There are those that are not contented with the amount of education that they have, and they are therefore applying themselves in our schools and institutions of learning; and that is to the public advantage. 

There are those that are discontented with their general condition, think that they are not living the lives that they ought to live, and they are changing their methods of life, joining the church perhaps, and determining to live better in the future; that is for the advantage of the public. 

There are those that think they are not accomplishing enough from their efforts and they are determining that they will work a little harder in the future and do a little more and produce a little more and be more industrious than they have been in the past; that is a discontent that is for the public welfare. 

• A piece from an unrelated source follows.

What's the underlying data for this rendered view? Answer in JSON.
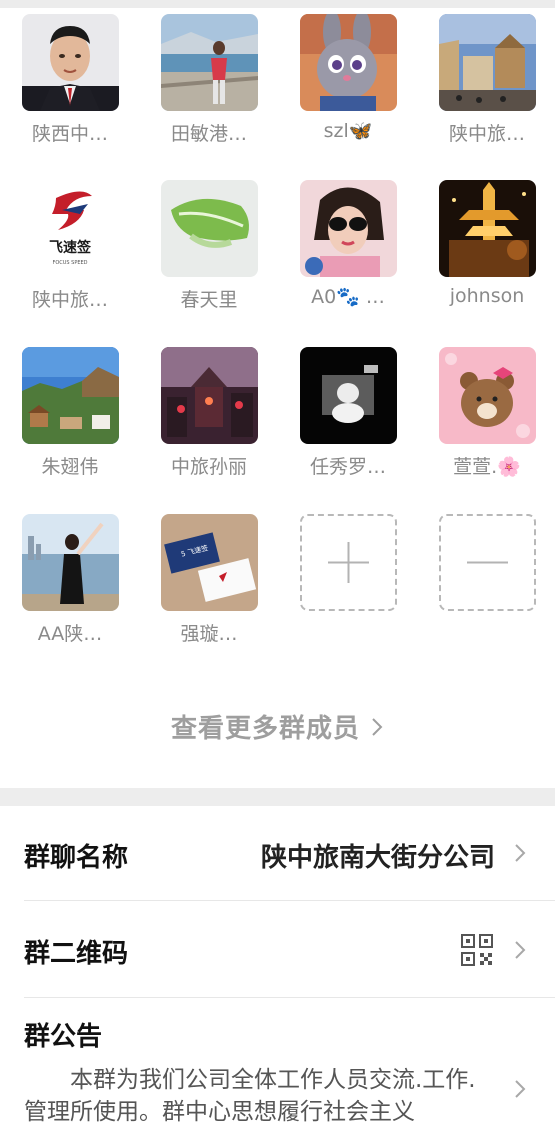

These sources of discontent are discontent with ourselves and wherever you find that as a condition, you have a foundation laid for the betterment of mankind. There is another kind of discontent that doesn’t look so encouraging; it is the discontent of those who want to profit without any effort; it is the discontent of those who want to control without any ownership, and to rule without legal authority and responsibility, and in this Nation of ours which we boast is made up of kings, they want to rule without being subjects; these are the people that are discontented with others, and that kind of discontent isn’t one on which you can base any progress or one on which we can expect the world to go forward…

— Calvin Coolidge, excerpt from an address before the Massachusetts Medical Society, June 9, 1920

On Another Decoration Day

Decoration Day is our best solemn national holiday which ought to be observed with impressive ceremony. No lapse or diminution should be permitted in the yearly devotion which the people pay to the memory of those who have served in our armed forces. 

As the ranks of the Grand Army of the Republic who established Memorial Day fade away, there is danger that the observance will be obscured in other more recent events. The principle involved must not be obscured. The day is sacred to the memory of all the dead who wore our uniform, from the earliest Indian wars to the present hour. In honoring their memory we are not glorifying war. We are a peaceful nation; our efforts led in securing the world treaty renouncing war as a national policy. But we honor their memory that we may glorify citizenship. 

They were the antithesis of selfish individualism, merging freedom and even chance of life in the common welfare of country. In danger, choosing the course that really counts, they preserved their rights by discharging their duties. No nation can live which cannot command that kind of service. No people worthy of such service will fail to do it in reverence.